The COREquations engine accepts mathematical equations as inputs; which are the most succinct and precise specification for scientific kernels. At this highest level of declarative specification, the design space of semantic-preserving program transformations that can be applied is also the most complete. This design space exploration provides various choices for parallelization, data partitioning, tiling (with both shape and size as parameters), loop ordering and memory layout. Furthermore, the engine can determine the value lifetime of all computations at all iterations analytically and therefore perform the memory minimization of temporary arrays. From the precise mathematical foundations of the polyhedral model, the engine can also determine incomplete and/or double definitions of variables as well as out-of-bounds array accesses.
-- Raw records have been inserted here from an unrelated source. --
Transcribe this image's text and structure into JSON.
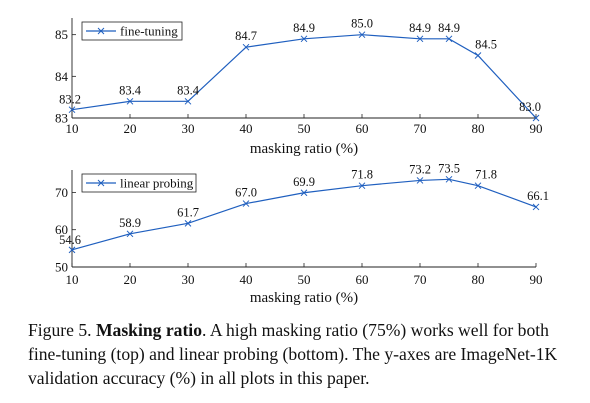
{
  "chart_data": [
    {
      "type": "line",
      "xlabel": "masking ratio (%)",
      "x": [
        10,
        20,
        30,
        40,
        50,
        60,
        70,
        75,
        80,
        90
      ],
      "xticks": [
        10,
        20,
        30,
        40,
        50,
        60,
        70,
        80,
        90
      ],
      "yticks": [
        83,
        84,
        85
      ],
      "xlim": [
        10,
        90
      ],
      "ylim": [
        83,
        85.4
      ],
      "legend_position": "top-left",
      "series": [
        {
          "name": "fine-tuning",
          "values": [
            83.2,
            83.4,
            83.4,
            84.7,
            84.9,
            85.0,
            84.9,
            84.9,
            84.5,
            83.0
          ],
          "labels": [
            "83.2",
            "83.4",
            "83.4",
            "84.7",
            "84.9",
            "85.0",
            "84.9",
            "84.9",
            "84.5",
            "83.0"
          ]
        }
      ],
      "color": "#1f5fbf"
    },
    {
      "type": "line",
      "xlabel": "masking ratio (%)",
      "x": [
        10,
        20,
        30,
        40,
        50,
        60,
        70,
        75,
        80,
        90
      ],
      "xticks": [
        10,
        20,
        30,
        40,
        50,
        60,
        70,
        80,
        90
      ],
      "yticks": [
        50,
        60,
        70
      ],
      "xlim": [
        10,
        90
      ],
      "ylim": [
        50,
        76
      ],
      "legend_position": "top-left",
      "series": [
        {
          "name": "linear probing",
          "values": [
            54.6,
            58.9,
            61.7,
            67.0,
            69.9,
            71.8,
            73.2,
            73.5,
            71.8,
            66.1
          ],
          "labels": [
            "54.6",
            "58.9",
            "61.7",
            "67.0",
            "69.9",
            "71.8",
            "73.2",
            "73.5",
            "71.8",
            "66.1"
          ]
        }
      ],
      "color": "#1f5fbf"
    }
  ],
  "caption": {
    "prefix": "Figure 5. ",
    "bold": "Masking ratio",
    "text": ". A high masking ratio (75%) works well for both fine-tuning (top) and linear probing (bottom). The y-axes are ImageNet-1K validation accuracy (%) in all plots in this paper."
  }
}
The engine can generate single-threaded tiled C code for the specification, as well as MPI for distributed memory machines (complete with data partitioning, communication and synchronization).

CORESPEQ Test Generator

Optimized code needs to be perfectly conformant with the provided (unoptimized) function within the parameter space of valid inputs. And this conformance should be verifiable. We generate extensive test harnesses (with an optional hadoop based parallel test execution framework) to help with this verification. Our test harnesses run the original code for result baselining, may optionally execute an extended-precision reference code to catch any overflows in the provided function itself, and finally, the optimized function for output equivalence. It provides for auto-generated as well as specially entered data vectors for continuum and corner case testing of the code. The test harnesses also provide speedup numbers under various loads (single execution thread, full system load etc.).